This article is in the Hal's Reading Diary Category
Hal’s Reading Diary: January 2003
Now 22 months, Hal enjoys pictures of animals but can he identify with the drama of a story? His father, Roger Mills, explores.
Giraffes Can’t Dance by Giles Andreae has become a popular bedtime book with my son Hal recently. It is a touching story. There is a jungle ball. All the other animals are good dancers but Gerald the giraffe is hopeless, his four left feet tripping him up whenever he tries. At the ball the animals take turns to strut their stuff before the assembled gathering. But when it comes to Gerald, with all eyes on him as he steps out onto the dance floor, he freezes. Humiliated and miserable he leaves the dance. In a moonlit clearing he strikes up a conversation with a friendly cricket who suggests to Gerald that perhaps the problem is not his dancing, but that he has been trying to dance to the wrong music. ‘Listen to the swaying grass and listen to the trees, to me the sweetest music is those branches in the breeze,’ says the cricket. Gerald tries and finds that, to this music, he dances superbly. Not the foxtrots and tangos the other animals do to be sure, but a unique, swooping dance that is all Gerald’s own. Little by little the other animals come to the clearing and the tale ends with everyone lost in admiration for Gerald and his new strange dance.
Reading the story with Hal I was struck by what he made of it. He liked identifying the animals, calling Gerald an ‘arf’ and pointing out the monkeys and lions. And I think he enjoyed the images, though I’m basing this on the way that he looks at and seems to take pleasure in the pictures. But what I got no sense of was Hal engaging in any way with the drama of the story. The fact that he is as happy going backwards through the book as going forwards would seem to suggest that, for the time being at least, the emotional content of the narrative is not one of Hal’s reading pleasures. It made me wonder what has to be happening for a child to get interested in the drama of a story. What capacities does Hal need to have to be affected by Gerald’s humiliation and later triumph?

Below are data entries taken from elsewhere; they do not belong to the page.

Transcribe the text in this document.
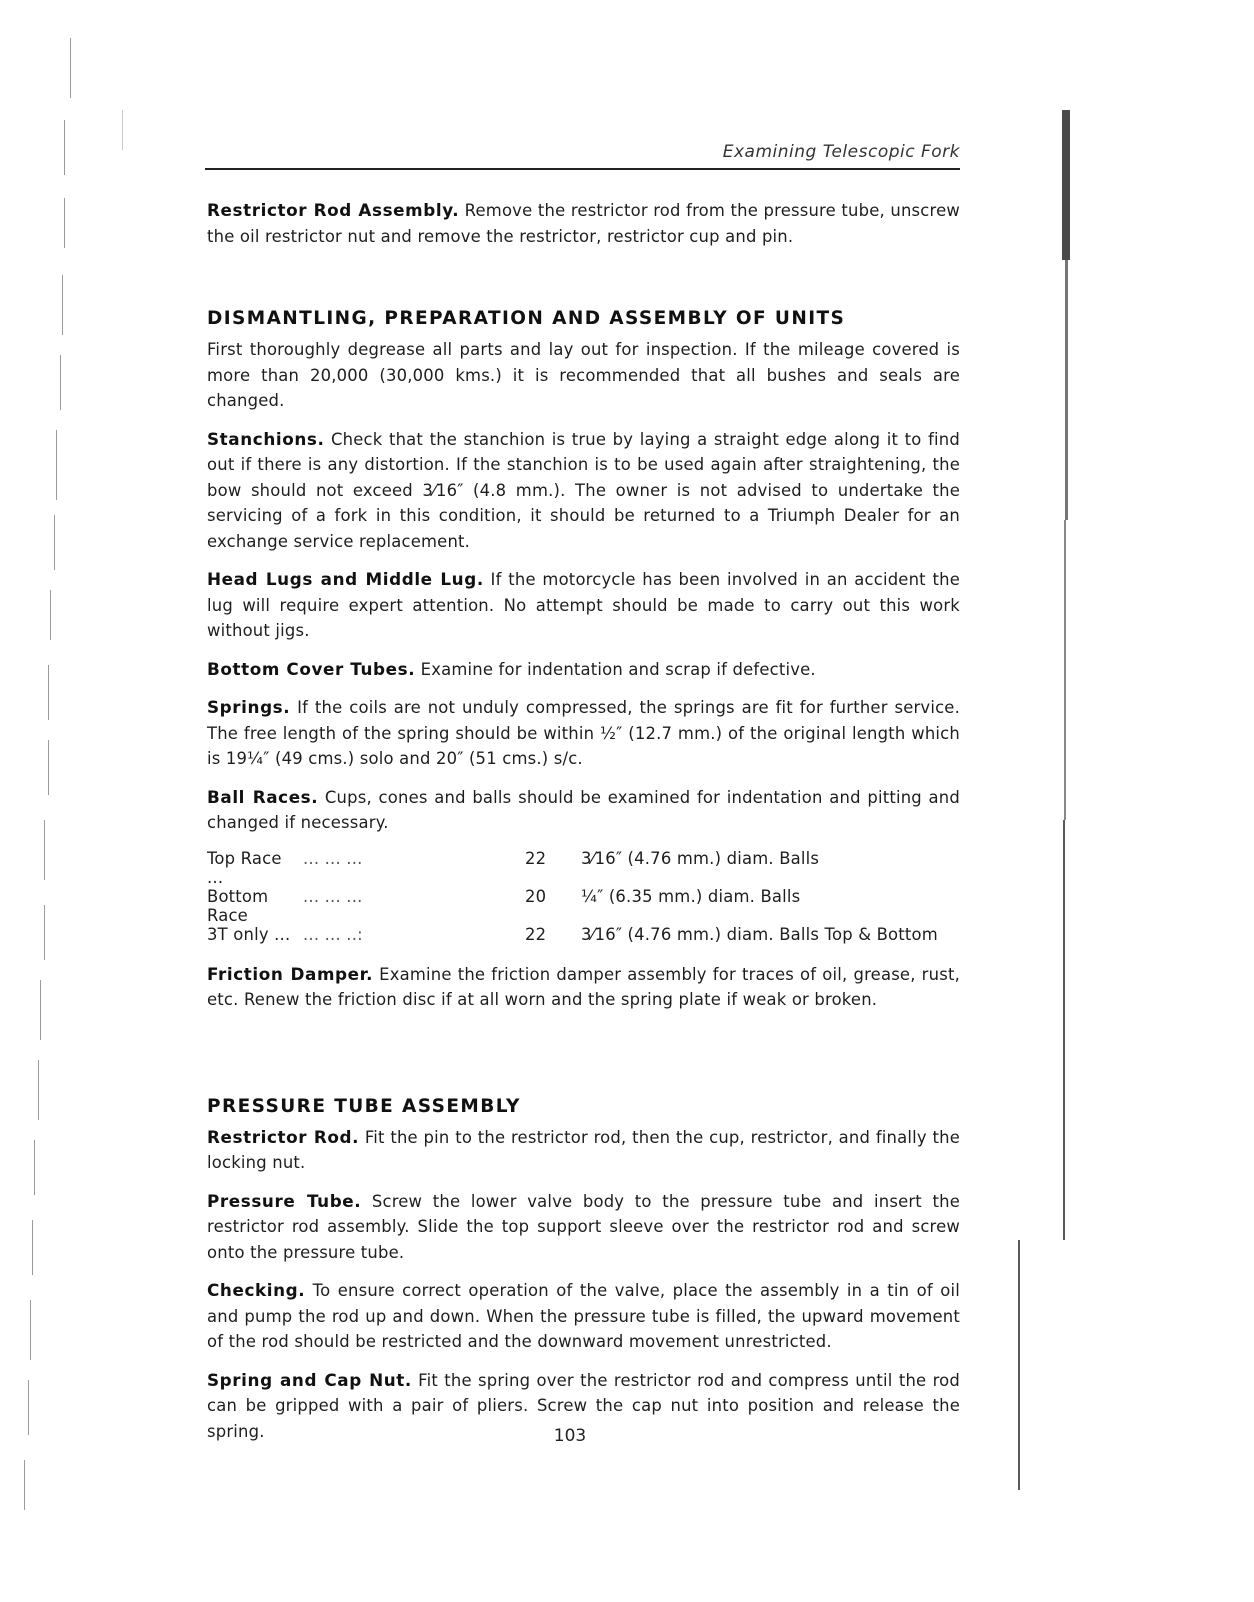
Examining Telescopic Fork

Restrictor Rod Assembly. Remove the restrictor rod from the pressure tube, unscrew the oil restrictor nut and remove the restrictor, restrictor cup and pin.

DISMANTLING, PREPARATION AND ASSEMBLY OF UNITS

First thoroughly degrease all parts and lay out for inspection. If the mileage covered is more than 20,000 (30,000 kms.) it is recommended that all bushes and seals are changed.

Stanchions. Check that the stanchion is true by laying a straight edge along it to find out if there is any distortion. If the stanchion is to be used again after straightening, the bow should not exceed 3⁄16″ (4.8 mm.). The owner is not advised to undertake the servicing of a fork in this condition, it should be returned to a Triumph Dealer for an exchange service replacement.

Head Lugs and Middle Lug. If the motorcycle has been involved in an accident the lug will require expert attention. No attempt should be made to carry out this work without jigs.

Bottom Cover Tubes. Examine for indentation and scrap if defective.

Springs. If the coils are not unduly compressed, the springs are fit for further service. The free length of the spring should be within ½″ (12.7 mm.) of the original length which is 19¼″ (49 cms.) solo and 20″ (51 cms.) s/c.

Ball Races. Cups, cones and balls should be examined for indentation and pitting and changed if necessary.

Top Race ...	... ... ...	22	3⁄16″ (4.76 mm.) diam. Balls
Bottom Race	... ... ...	20	¼″ (6.35 mm.) diam. Balls
3T only ...	... ... ..:	22	3⁄16″ (4.76 mm.) diam. Balls Top & Bottom

Friction Damper. Examine the friction damper assembly for traces of oil, grease, rust, etc. Renew the friction disc if at all worn and the spring plate if weak or broken.

PRESSURE TUBE ASSEMBLY

Restrictor Rod. Fit the pin to the restrictor rod, then the cup, restrictor, and finally the locking nut.

Pressure Tube. Screw the lower valve body to the pressure tube and insert the restrictor rod assembly. Slide the top support sleeve over the restrictor rod and screw onto the pressure tube.

Checking. To ensure correct operation of the valve, place the assembly in a tin of oil and pump the rod up and down. When the pressure tube is filled, the upward movement of the rod should be restricted and the downward movement unrestricted.

Spring and Cap Nut. Fit the spring over the restrictor rod and compress until the rod can be gripped with a pair of pliers. Screw the cap nut into position and release the spring.	103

Stories work, for the most part, because we can identify in some way with what the characters go through. Most people probably have had some experience of the paralysing self-consciousness poor Gerald has to endure. Most of us probably have an inkling of what his humiliation feels like. But Hal doesn’t seem to connect with them. Why not? One answer would be that he hasn’t yet had these experiences. But there is another, more fundamental reason, I think, why Hal doesn’t really connect with Gerald’s story. Children not yet turned two like Hal don’t really know what it is to be conscious of themselves. They have passionate feelings to be sure. But they don’t think about having them. It is the subtle difference between feeling, say, angry, and feeling angry and knowing that you are a person experiencing anger.
I would argue that it is only when we have a sense of ourself as a self-feeling thing that we can start to see others as selves who feel. And without that sense, the emotional drama of stories can’t really work. As I suggested in the last issue I do think some identifications are possible at this stage. Hal gets excited by tractors and cars and sees in them, I think, embodiments of his own energy. But this is a kind of connection that is available to him without him having to have a consciousness of himself as a self. To connect with Gerald’s poignant tale he needs to have a much richer sense of what it is to feel like a self than he has now. Self-consciousness is easily seen as a curse, opening the way to a great deal of pain. But it is also a doorway through to the boundless pleasures of stories.
Giraffes Can’t Dance by Giles Andreae, illustrated by Guy Parker-Rees (1 84121 565 1), is published by Orchard at £4.99.
Roger Mills is a Psychodynamic Counsellor.